1. Les moyens financiers
La réserve militaire, de sa réorganisation par la loi du 22 octobre 1999 jusqu'à la LPM pour les années 2014 à 2019, a constamment vécu au rythme des coupes budgétaires : sur la période, à peu près aucune annuité prévisionnelle n'a été respectée. Les enveloppes financières qui se trouvaient prévues au titre de la réserve dans la programmation militaire puis, chaque année, dans la loi de finances, ont en effet très couramment été sollicitées afin de servir de variable d'ajustement du budget de la défense -lequel, il est vrai, devait dans le même temps supporter les charges d'importantes restructurations. La pratique a régulièrement permis au ministère de couvrir les déficits de masse salariale (titre 2) liés au fonctionnement de l'armée active, l'essentiel des crédits de la réserve tenant en effet au financement de la rémunération des réservistes qui exercent des périodes d'activité, ainsi qu'aux charges sociales afférentes. Nos collègues Michel Boutant et Joëlle Garriaud-Maylam, dans leur rapport précité de 2010 77 ( * ) , avaient d'ailleurs établi l'écart croissant qui, d'année en année, séparait le budget planifié en LPM du budget effectivement inscrit, après une amputation sensible par rapport à la programmation, en loi de finances initiale.

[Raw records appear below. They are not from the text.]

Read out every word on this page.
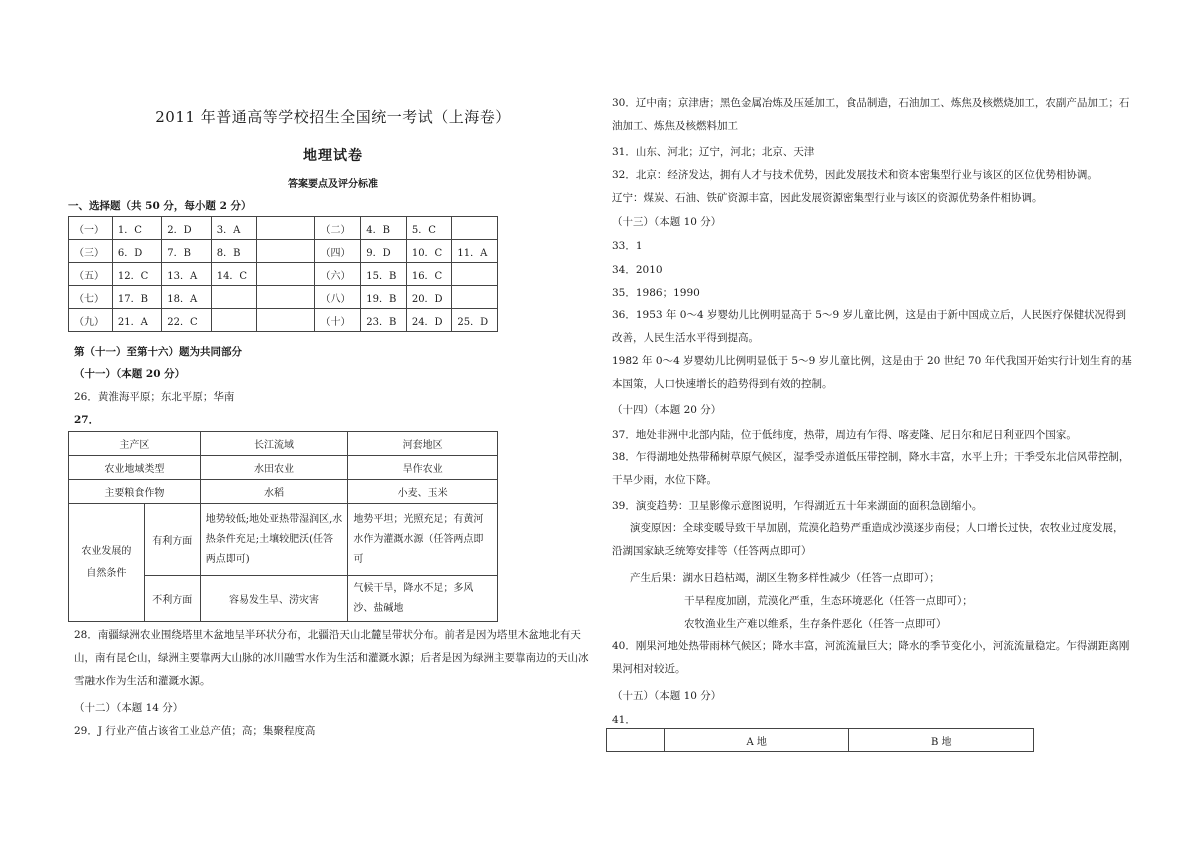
2011 年普通高等学校招生全国统一考试（上海卷）
地理试卷
答案要点及评分标准
一、选择题（共 50 分，每小题 2 分）
（一）	1．C	2．D	3．A		（二）	4．B	5．C	
（三）	6．D	7．B	8．B		（四）	9．D	10．C	11．A
（五）	12．C	13．A	14．C		（六）	15．B	16．C	
（七）	17．B	18．A			（八）	19．B	20．D	
（九）	21．A	22．C			（十）	23．B	24．D	25．D
第（十一）至第十六）题为共同部分
（十一）（本题 20 分）
26．黄淮海平原；东北平原；华南
27．
主产区		长江流域	河套地区
农业地域类型		水田农业	旱作农业
主要粮食作物		水稻	小麦、玉米
农业发展的自然条件	有利方面	地势较低;地处亚热带湿润区,水热条件充足;土壤较肥沃(任答两点即可)	地势平坦；光照充足；有黄河水作为灌溉水源（任答两点即可
	不利方面	容易发生旱、涝灾害	气候干旱，降水不足；多风沙、盐碱地
28．南疆绿洲农业围绕塔里木盆地呈半环状分布，北疆沿天山北麓呈带状分布。前者是因为塔里木盆地北有天山，南有昆仑山，绿洲主要靠两大山脉的冰川融雪水作为生活和灌溉水源；后者是因为绿洲主要靠南边的天山冰雪融水作为生活和灌溉水源。
（十二）（本题 14 分）
29．J 行业产值占该省工业总产值；高；集聚程度高
30．辽中南；京津唐；黑色金属冶炼及压延加工，食品制造，石油加工、炼焦及核燃烧加工，农副产品加工；石油加工、炼焦及核燃料加工
31．山东、河北；辽宁，河北；北京、天津
32．北京：经济发达，拥有人才与技术优势，因此发展技术和资本密集型行业与该区的区位优势相协调。
辽宁：煤炭、石油、铁矿资源丰富，因此发展资源密集型行业与该区的资源优势条件相协调。
（十三）（本题 10 分）
33．1
34．2010
35．1986；1990
36．1953 年 0～4 岁婴幼儿比例明显高于 5～9 岁儿童比例，这是由于新中国成立后，人民医疗保健状况得到改善，人民生活水平得到提高。
1982 年 0～4 岁婴幼儿比例明显低于 5～9 岁儿童比例，这是由于 20 世纪 70 年代我国开始实行计划生育的基本国策，人口快速增长的趋势得到有效的控制。
（十四）（本题 20 分）
37．地处非洲中北部内陆，位于低纬度，热带，周边有乍得、喀麦隆、尼日尔和尼日利亚四个国家。
38．乍得湖地处热带稀树草原气候区，湿季受赤道低压带控制，降水丰富，水平上升；干季受东北信风带控制，干旱少雨，水位下降。
39．演变趋势：卫星影像示意图说明，乍得湖近五十年来湖面的面积急剧缩小。
演变原因：全球变暖导致干旱加剧，荒漠化趋势严重造成沙漠逐步南侵；人口增长过快，农牧业过度发展，沿湖国家缺乏统筹安排等（任答两点即可）
产生后果：湖水日趋枯竭，湖区生物多样性减少（任答一点即可）；
干旱程度加剧，荒漠化严重，生态环境恶化（任答一点即可）；
农牧渔业生产难以维系，生存条件恶化（任答一点即可）
40．刚果河地处热带雨林气候区；降水丰富，河流流量巨大；降水的季节变化小，河流流量稳定。乍得湖距离刚果河相对较近。
（十五）（本题 10 分）
41．
	A 地	B 地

Logiquement, l'activité de la réserve, pendant une quinzaine d'années, s'est vue traitée à l'image de son budget, c'est-à-dire « par solde » : elle était au niveau de ce qui restait possible, après les régulations dont elle faisait les frais, et non ce qu'il avait été programmé qu'elle fût, en fonction d'un budget a priori donné. Une large part des médiocres résultats enregistrés par le passé 78 ( * ) ne s'explique pas autrement. Un budget d'un million d'euros représente environ 10 000 jours d'activité de la réserve opérationnelle, soit dix jours d'activité pour 1 000 réservistes ; l'annulation d'un million d'euros emporte, en la matière, des effets automatiques.

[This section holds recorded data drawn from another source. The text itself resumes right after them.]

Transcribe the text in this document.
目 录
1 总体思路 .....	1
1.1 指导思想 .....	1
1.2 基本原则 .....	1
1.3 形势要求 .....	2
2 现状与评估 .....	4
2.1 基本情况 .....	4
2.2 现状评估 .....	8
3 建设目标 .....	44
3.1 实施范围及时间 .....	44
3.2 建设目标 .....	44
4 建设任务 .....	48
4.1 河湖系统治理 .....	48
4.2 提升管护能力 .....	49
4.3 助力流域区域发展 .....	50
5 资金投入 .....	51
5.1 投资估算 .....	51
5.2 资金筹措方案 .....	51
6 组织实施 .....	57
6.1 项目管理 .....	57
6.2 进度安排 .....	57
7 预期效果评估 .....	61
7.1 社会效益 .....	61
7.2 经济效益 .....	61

Ainsi, par rapport aux prévisions de la LPM pour les années 2009 à 2014, les budgets réels de cette période ont été abattus de 30 %, contraignant les gestionnaires de la réserve à chercher un équilibre délicat entre le recrutement de volontaires sous ESR et l'employabilité de ces derniers. Le résultat de cette situation consistait, avant les mesures ci-dessus rappelées qui ont été décidées en 2015, dans un effectif de la RO1 des armées limité (DGA incluse) à 27 680 réservistes à la fin de l'année 2013 et 27 785 réservistes à la fin 2014, pour une durée moyenne d'activité par individu s'établissant à 24,18 jours en 2013 et 24,07 jours en 2014.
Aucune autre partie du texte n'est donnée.